Não se lembrava de ter sonhado com coisa alguma que o assustasse ou incomodasse. Na casa reinava o mais profundo silêncio, apenas maculado pela suave respiração da mulher deitada ao seu lado.
Tentou conciliar o sono, de novo, mas foi impossível. Parecia que não havia posição em que se sentisse confortável.
Levantou-se, vencido, e foi à cozinha para beber um copo de água. Talvez essa distração momentânea o fizesse regressar ao sono, no aconchego quente da sua cama.
O frio despertou-o, ainda mais. Já na cozinha, quando se preparava para deitar a água no copo, ficou momentaneamente cego, ao ser atingido por uma luz fulgurante que entrou pela janela. Quase de seguida, ribombou um estrondoso trovão e, poucos minutos depois, começou a cair uma violenta carga de água.
O som da água, caindo copiosamente, fê-lo sentir uma estranha felicidade. Já chovera, naquele inverno, mas fora coisa de pouca monta.
Talvez Deus se tivesse apiedado deles, pois, se tivesse chovido muito, as terras, secas, do longo verão, e sem árvores vivas para as segurarem, teriam descido as encostas, soterrando estradas e, quem sabe, casas e aldeias.

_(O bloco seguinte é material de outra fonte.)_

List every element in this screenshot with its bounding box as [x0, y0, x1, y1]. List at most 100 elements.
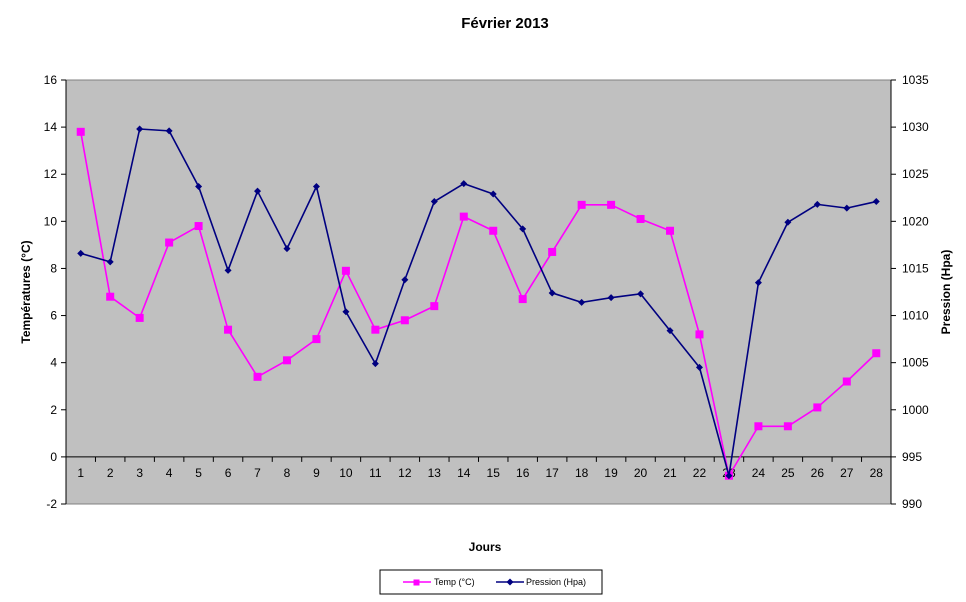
right-tick-label: 1025	[902, 167, 929, 181]
data-point-pression	[843, 204, 851, 212]
data-point-pression	[754, 279, 762, 287]
data-point-pression	[695, 363, 703, 371]
x-tick-label: 9	[313, 466, 320, 480]
data-point-temp	[548, 247, 557, 256]
right-tick-label: 1010	[902, 309, 929, 323]
data-point-temp	[754, 422, 763, 431]
right-tick-label: 1020	[902, 214, 929, 228]
x-axis-label: Jours	[469, 540, 502, 554]
data-point-pression	[666, 327, 674, 335]
data-point-pression	[224, 266, 232, 274]
x-tick-label: 26	[811, 466, 825, 480]
right-tick-label: 1030	[902, 120, 929, 134]
data-point-pression	[401, 276, 409, 284]
x-tick-label: 7	[254, 466, 261, 480]
data-point-pression	[578, 298, 586, 306]
legend-marker-temp	[413, 579, 420, 586]
data-point-pression	[460, 180, 468, 188]
x-tick-label: 28	[870, 466, 884, 480]
left-axis: -2 0 2 4 6 8 10 12 14 16	[44, 73, 67, 511]
data-point-temp	[312, 335, 321, 344]
data-point-temp	[666, 226, 675, 235]
x-tick-label: 21	[663, 466, 677, 480]
data-point-pression	[784, 218, 792, 226]
data-point-temp	[135, 313, 144, 322]
data-point-pression	[813, 200, 821, 208]
data-point-pression	[342, 308, 350, 316]
data-point-pression	[254, 187, 262, 195]
data-point-temp	[872, 349, 881, 358]
data-point-temp	[430, 302, 439, 311]
data-point-temp	[282, 356, 291, 365]
data-point-pression	[430, 198, 438, 206]
right-tick-label: 1005	[902, 356, 929, 370]
data-point-temp	[106, 292, 115, 301]
x-tick-label: 20	[634, 466, 648, 480]
left-tick-label: 4	[50, 356, 57, 370]
x-tick-label: 24	[752, 466, 766, 480]
data-point-pression	[283, 245, 291, 253]
data-point-temp	[489, 226, 498, 235]
data-point-temp	[695, 330, 704, 339]
legend: Temp (°C) Pression (Hpa)	[379, 569, 603, 595]
right-tick-label: 990	[902, 497, 922, 511]
x-tick-label: 25	[781, 466, 795, 480]
data-point-pression	[725, 472, 733, 480]
legend-label-pression: Pression (Hpa)	[526, 577, 586, 587]
data-point-pression	[165, 127, 173, 135]
x-tick-label: 10	[339, 466, 353, 480]
data-point-pression	[77, 249, 85, 257]
x-tick-label: 6	[225, 466, 232, 480]
data-point-pression	[312, 182, 320, 190]
plot-area	[65, 79, 892, 505]
data-point-temp	[459, 212, 468, 221]
x-tick-label: 2	[107, 466, 114, 480]
x-tick-label: 22	[693, 466, 707, 480]
x-tick-label: 27	[840, 466, 854, 480]
left-tick-label: 2	[50, 403, 57, 417]
data-point-pression	[106, 258, 114, 266]
x-tick-label: 3	[136, 466, 143, 480]
data-point-pression	[872, 198, 880, 206]
left-tick-label: 16	[44, 73, 58, 87]
series-line-pression	[80, 128, 877, 477]
data-point-temp	[783, 422, 792, 431]
data-point-temp	[76, 127, 85, 136]
data-point-temp	[224, 325, 233, 334]
y-axis-right-label: Pression (Hpa)	[939, 250, 953, 335]
data-point-temp	[341, 266, 350, 275]
x-tick-label: 18	[575, 466, 589, 480]
data-point-pression	[371, 360, 379, 368]
x-tick-label: 15	[487, 466, 501, 480]
right-tick-label: 1000	[902, 403, 929, 417]
series-layer	[76, 125, 881, 480]
x-tick-label: 16	[516, 466, 530, 480]
x-tick-label: 13	[428, 466, 442, 480]
right-axis: 990 995 1000 1005 1010 1015 1020 1025 1030 1035	[890, 73, 929, 511]
data-point-temp	[577, 200, 586, 209]
data-point-temp	[636, 214, 645, 223]
right-tick-label: 1015	[902, 261, 929, 275]
x-tick-label: 17	[545, 466, 559, 480]
right-tick-label: 995	[902, 450, 922, 464]
legend-marker-pression	[506, 578, 514, 586]
data-point-temp	[194, 222, 203, 231]
data-point-pression	[637, 290, 645, 298]
left-tick-label: 8	[50, 261, 57, 275]
x-tick-label: 8	[284, 466, 291, 480]
data-point-temp	[842, 377, 851, 386]
right-tick-label: 1035	[902, 73, 929, 87]
data-point-temp	[400, 316, 409, 325]
x-tick-label: 11	[369, 466, 382, 480]
data-point-temp	[518, 295, 527, 304]
x-tick-label: 14	[457, 466, 471, 480]
y-axis-left-label: Températures (°C)	[19, 240, 33, 343]
x-tick-label: 12	[398, 466, 412, 480]
data-point-pression	[607, 294, 615, 302]
left-tick-label: 14	[44, 120, 58, 134]
data-point-pression	[548, 289, 556, 297]
data-point-temp	[813, 403, 822, 412]
data-point-pression	[195, 182, 203, 190]
left-tick-label: 12	[44, 167, 58, 181]
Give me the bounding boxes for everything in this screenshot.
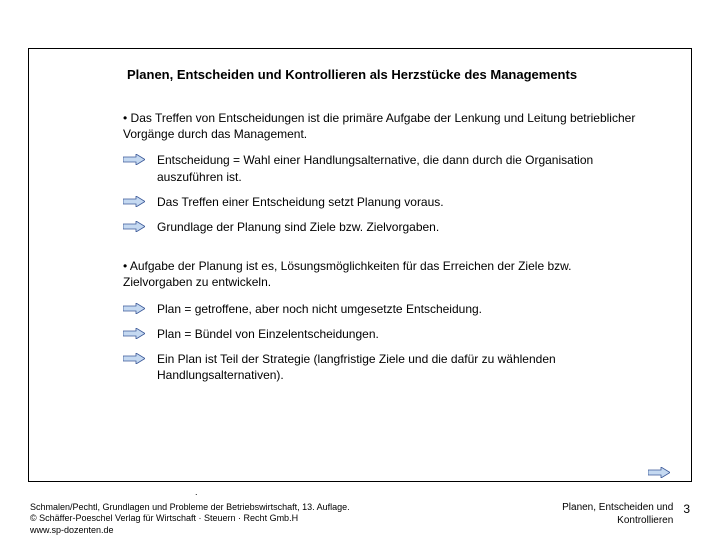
slide-root: Planen, Entscheiden und Kontrollieren al…	[0, 0, 720, 540]
arrow-right-icon	[123, 221, 145, 232]
list-item: Entscheidung = Wahl einer Handlungsalter…	[123, 152, 641, 184]
list-item-text: Entscheidung = Wahl einer Handlungsalter…	[157, 152, 641, 184]
arrow-right-icon	[123, 353, 145, 364]
list-item-text: Ein Plan ist Teil der Strategie (langfri…	[157, 351, 641, 383]
list-item: Das Treffen einer Entscheidung setzt Pla…	[123, 194, 641, 210]
footer: Schmalen/Pechtl, Grundlagen und Probleme…	[30, 502, 690, 536]
arrow-right-icon	[123, 303, 145, 314]
footer-line: Schmalen/Pechtl, Grundlagen und Probleme…	[30, 502, 350, 513]
paragraph-2: • Aufgabe der Planung ist es, Lösungsmög…	[123, 258, 641, 290]
chapter-label: Planen, Entscheiden undKontrollieren	[562, 502, 673, 527]
list-item: Plan = Bündel von Einzelentscheidungen.	[123, 326, 641, 342]
arrow-right-icon	[123, 328, 145, 339]
list-item: Plan = getroffene, aber noch nicht umges…	[123, 301, 641, 317]
dot-decor: .	[195, 487, 198, 497]
footer-line: www.sp-dozenten.de	[30, 525, 350, 536]
list-item-text: Plan = Bündel von Einzelentscheidungen.	[157, 326, 641, 342]
sub-list-2: Plan = getroffene, aber noch nicht umges…	[123, 301, 641, 384]
sub-list-1: Entscheidung = Wahl einer Handlungsalter…	[123, 152, 641, 235]
content-frame: Planen, Entscheiden und Kontrollieren al…	[28, 48, 692, 482]
list-item-text: Plan = getroffene, aber noch nicht umges…	[157, 301, 641, 317]
list-item: Ein Plan ist Teil der Strategie (langfri…	[123, 351, 641, 383]
paragraph-1: • Das Treffen von Entscheidungen ist die…	[123, 110, 641, 142]
footer-left: Schmalen/Pechtl, Grundlagen und Probleme…	[30, 502, 350, 536]
spacer	[69, 244, 651, 258]
page-number: 3	[683, 502, 690, 516]
footer-line: © Schäffer-Poeschel Verlag für Wirtschaf…	[30, 513, 350, 524]
next-arrow-icon	[648, 467, 670, 478]
list-item: Grundlage der Planung sind Ziele bzw. Zi…	[123, 219, 641, 235]
arrow-right-icon	[123, 196, 145, 207]
arrow-right-icon	[123, 154, 145, 165]
list-item-text: Das Treffen einer Entscheidung setzt Pla…	[157, 194, 641, 210]
list-item-text: Grundlage der Planung sind Ziele bzw. Zi…	[157, 219, 641, 235]
slide-title: Planen, Entscheiden und Kontrollieren al…	[127, 67, 651, 82]
footer-right: Planen, Entscheiden undKontrollieren 3	[562, 502, 690, 527]
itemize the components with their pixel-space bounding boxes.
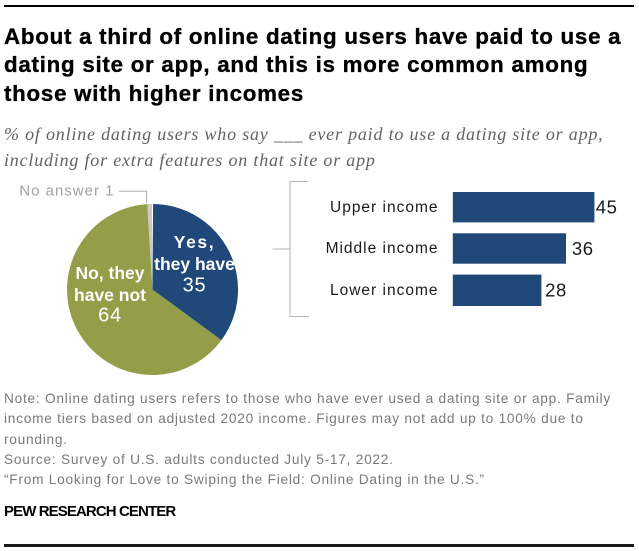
svg-text:have not: have not — [74, 285, 146, 305]
svg-text:No answer 1: No answer 1 — [19, 183, 114, 200]
svg-text:Lower income: Lower income — [330, 282, 439, 299]
svg-text:Yes,: Yes, — [174, 232, 215, 252]
svg-text:28: 28 — [545, 280, 567, 301]
svg-text:64: 64 — [98, 305, 122, 327]
svg-text:they have: they have — [154, 254, 235, 274]
svg-text:No, they: No, they — [75, 263, 144, 283]
svg-text:36: 36 — [572, 238, 594, 259]
svg-text:45: 45 — [596, 197, 618, 218]
svg-text:Upper income: Upper income — [330, 199, 439, 216]
svg-text:35: 35 — [183, 275, 207, 297]
svg-text:Middle income: Middle income — [326, 240, 439, 257]
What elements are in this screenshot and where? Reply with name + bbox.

Voltou ao quarto, arrepiado. Deitou-se, aconchegando-se no corpo quente, adormecido, da mulher. O sono chegou de mansinho, calmamente, embalado pela chuva que caia imensa, lá fora, fustigando as janelas ao sabor do vento.
O dia amanheceu escuro, carregado de truculentas nuvens cinzentas. A chuva ainda não parara. Era como se, subitamente, do céu caíssem todas as lágrimas que tinham ficado retidas nos corações dos homens, naquele longo ano de seca, de fogo e de morte.
O homem saiu para a rua, quase sem se proteger da chuva. Afinal, esta era abençoada. Vinha saciar a sede das árvores, culturas e sementeiras. Vinha fechar as feridas que a terra abrira, cansada e ávida. Vinha lavar as casas, os corpos e as almas dos homens.
Olhando o horizonte, o homem divisou a esperança, lá ao fundo, no topo da serra, onde a água dera lugar à brancura da neve, repousava o sol, por entre as negras nuvens.
Era tempo de se erguer e começar tudo de novo.